The militant Korean Confederation of Trade Unions (KCTU) took the occasion to announce it would stage a general strike in July to press its demands for higher wages and shorter working hours. KCTU members chanted slogans in Seoul’s Gwanghwamun Square, demanding the resignation of Yoon and his administration.
“A union member attempted to set himself on fire in Chuncheon this morning since the government has oppressed union activities. The stronger the oppression, the harder we will work,” a KCTU leader told rally participants.
The less militant of South Korea’s two major union organizations, the Federation of Korean Trade Unions (FKTU), held a more restrained May Day march with about 50,000 participants to oppose labor reforms it dislikes, including an occupation safety law that was revised last year to expand the range of disasters in which supervisors could be prosecuted for negligence.
FKTU also called for a higher minimum wage and protection for workers’ pensions — a running theme of labor marches around the world — as shifting demographics make it difficult for governments to provide hefty pension benefits for a growing elderly population. Meanwhile, South Korea’s Federation of Public Officials Union complained that civil servants were not given May Day as a holiday so they could participate in rallies.
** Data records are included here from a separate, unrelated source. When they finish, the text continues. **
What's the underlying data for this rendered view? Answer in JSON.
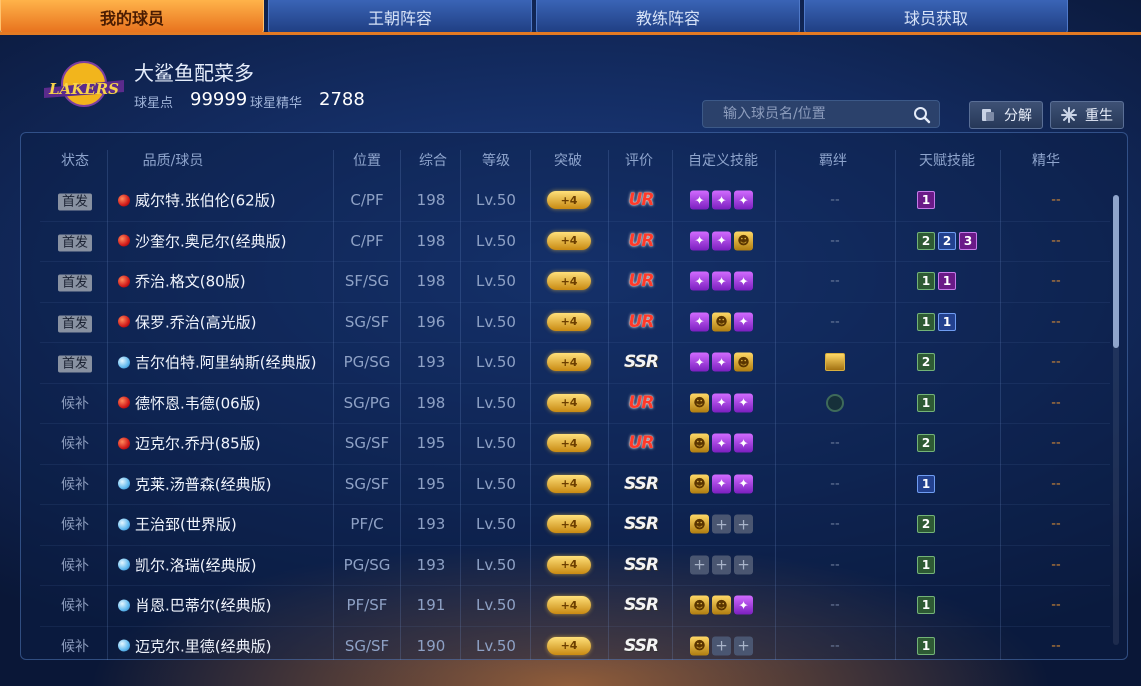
{
  "tabs": [
    {
      "label": "我的球员",
      "active": true
    },
    {
      "label": "王朝阵容",
      "active": false
    },
    {
      "label": "教练阵容",
      "active": false
    },
    {
      "label": "球员获取",
      "active": false
    }
  ],
  "team": {
    "logo_icon": "lakers-logo-icon",
    "name": "大鲨鱼配菜多",
    "star_points_label": "球星点",
    "star_points_value": "99999",
    "essence_label": "球星精华",
    "essence_value": "2788"
  },
  "search": {
    "placeholder": "输入球员名/位置"
  },
  "actions": {
    "decompose_label": "分解",
    "rebirth_label": "重生"
  },
  "columns": [
    "状态",
    "品质/球员",
    "位置",
    "综合",
    "等级",
    "突破",
    "评价",
    "自定义技能",
    "羁绊",
    "天赋技能",
    "精华"
  ],
  "players": [
    {
      "status": "首发",
      "starter": true,
      "rarity": "ur",
      "name": "威尔特.张伯伦(62版)",
      "pos": "C/PF",
      "overall": "198",
      "level": "Lv.50",
      "breakthrough": "+4",
      "grade": "UR",
      "skills": [
        "purple",
        "purple",
        "purple"
      ],
      "bond": "--",
      "talents": [
        {
          "v": "1",
          "c": "purple"
        }
      ],
      "essence": "--"
    },
    {
      "status": "首发",
      "starter": true,
      "rarity": "ur",
      "name": "沙奎尔.奥尼尔(经典版)",
      "pos": "C/PF",
      "overall": "198",
      "level": "Lv.50",
      "breakthrough": "+4",
      "grade": "UR",
      "skills": [
        "purple",
        "purple",
        "gold"
      ],
      "bond": "--",
      "talents": [
        {
          "v": "2",
          "c": "green"
        },
        {
          "v": "2",
          "c": "blue"
        },
        {
          "v": "3",
          "c": "purple"
        }
      ],
      "essence": "--"
    },
    {
      "status": "首发",
      "starter": true,
      "rarity": "ur",
      "name": "乔治.格文(80版)",
      "pos": "SF/SG",
      "overall": "198",
      "level": "Lv.50",
      "breakthrough": "+4",
      "grade": "UR",
      "skills": [
        "purple",
        "purple",
        "purple"
      ],
      "bond": "--",
      "talents": [
        {
          "v": "1",
          "c": "green"
        },
        {
          "v": "1",
          "c": "purple"
        }
      ],
      "essence": "--"
    },
    {
      "status": "首发",
      "starter": true,
      "rarity": "ur",
      "name": "保罗.乔治(高光版)",
      "pos": "SG/SF",
      "overall": "196",
      "level": "Lv.50",
      "breakthrough": "+4",
      "grade": "UR",
      "skills": [
        "purple",
        "gold",
        "purple"
      ],
      "bond": "--",
      "talents": [
        {
          "v": "1",
          "c": "green"
        },
        {
          "v": "1",
          "c": "blue"
        }
      ],
      "essence": "--"
    },
    {
      "status": "首发",
      "starter": true,
      "rarity": "ssr",
      "name": "吉尔伯特.阿里纳斯(经典版)",
      "pos": "PG/SG",
      "overall": "193",
      "level": "Lv.50",
      "breakthrough": "+4",
      "grade": "SSR",
      "skills": [
        "purple",
        "purple",
        "gold"
      ],
      "bond": "icon-gold",
      "talents": [
        {
          "v": "2",
          "c": "green"
        }
      ],
      "essence": "--"
    },
    {
      "status": "候补",
      "starter": false,
      "rarity": "ur",
      "name": "德怀恩.韦德(06版)",
      "pos": "SG/PG",
      "overall": "198",
      "level": "Lv.50",
      "breakthrough": "+4",
      "grade": "UR",
      "skills": [
        "gold",
        "purple",
        "purple"
      ],
      "bond": "icon-ring",
      "talents": [
        {
          "v": "1",
          "c": "green"
        }
      ],
      "essence": "--"
    },
    {
      "status": "候补",
      "starter": false,
      "rarity": "ur",
      "name": "迈克尔.乔丹(85版)",
      "pos": "SG/SF",
      "overall": "195",
      "level": "Lv.50",
      "breakthrough": "+4",
      "grade": "UR",
      "skills": [
        "gold",
        "purple",
        "purple"
      ],
      "bond": "--",
      "talents": [
        {
          "v": "2",
          "c": "green"
        }
      ],
      "essence": "--"
    },
    {
      "status": "候补",
      "starter": false,
      "rarity": "ssr",
      "name": "克莱.汤普森(经典版)",
      "pos": "SG/SF",
      "overall": "195",
      "level": "Lv.50",
      "breakthrough": "+4",
      "grade": "SSR",
      "skills": [
        "gold",
        "purple",
        "purple"
      ],
      "bond": "--",
      "talents": [
        {
          "v": "1",
          "c": "blue"
        }
      ],
      "essence": "--"
    },
    {
      "status": "候补",
      "starter": false,
      "rarity": "ssr",
      "name": "王治郅(世界版)",
      "pos": "PF/C",
      "overall": "193",
      "level": "Lv.50",
      "breakthrough": "+4",
      "grade": "SSR",
      "skills": [
        "gold",
        "empty",
        "empty"
      ],
      "bond": "--",
      "talents": [
        {
          "v": "2",
          "c": "green"
        }
      ],
      "essence": "--"
    },
    {
      "status": "候补",
      "starter": false,
      "rarity": "ssr",
      "name": "凯尔.洛瑞(经典版)",
      "pos": "PG/SG",
      "overall": "193",
      "level": "Lv.50",
      "breakthrough": "+4",
      "grade": "SSR",
      "skills": [
        "empty",
        "empty",
        "empty"
      ],
      "bond": "--",
      "talents": [
        {
          "v": "1",
          "c": "green"
        }
      ],
      "essence": "--"
    },
    {
      "status": "候补",
      "starter": false,
      "rarity": "ssr",
      "name": "肖恩.巴蒂尔(经典版)",
      "pos": "PF/SF",
      "overall": "191",
      "level": "Lv.50",
      "breakthrough": "+4",
      "grade": "SSR",
      "skills": [
        "gold",
        "gold",
        "purple"
      ],
      "bond": "--",
      "talents": [
        {
          "v": "1",
          "c": "green"
        }
      ],
      "essence": "--"
    },
    {
      "status": "候补",
      "starter": false,
      "rarity": "ssr",
      "name": "迈克尔.里德(经典版)",
      "pos": "SG/SF",
      "overall": "190",
      "level": "Lv.50",
      "breakthrough": "+4",
      "grade": "SSR",
      "skills": [
        "gold",
        "empty",
        "empty"
      ],
      "bond": "--",
      "talents": [
        {
          "v": "1",
          "c": "green"
        }
      ],
      "essence": "--"
    }
  ],
  "scrollbar": {
    "thumb_fraction": 0.34
  },
  "colors": {
    "accent": "#e7711d",
    "ur": "#ff3a2a",
    "talent_green": "#73b377",
    "talent_blue": "#6f9cf2",
    "talent_purple": "#c57ae8"
  }
}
Kenyan President William Ruto used May Day to walk a political tightrope, as the Kenyan opposition threatened to resume nationwide demonstrations against high costs of living and alleged election fraud.
Opposition leader Raila Odinga instructed his Azimio La Umoja Party to halt demonstrations in early April but said they would resume after the Muslim holiday of Ramadan if sufficient progress is not made in talks with Ruto’s government. Ramadan concluded last week.
“Today we have come to the conclusion that as we had feared, the commitment is lacking on the part of Kenya Kwanza,” Odinga said last Monday, referring to Ruto’s governing party.
Ruto attended May Day observances in the company of Francis Atwoli, secretary-general of the influential Central Organization of Trade Unions (COTU). Atwoli asked workers to give Ruto’s government a chance to address their concerns and warned that destabilizing the government with protests could harm the economy and eliminate jobs.
Atwoli’s advice could be a tough sell to unhappy Kenyan civil servants, who have not been paid since mid-April. The Ruto administration said it was “broke” and could not pay public employees because it was obliged to repay huge government loans racked up by Ruto’s predecessor Uhuru Kenyatta.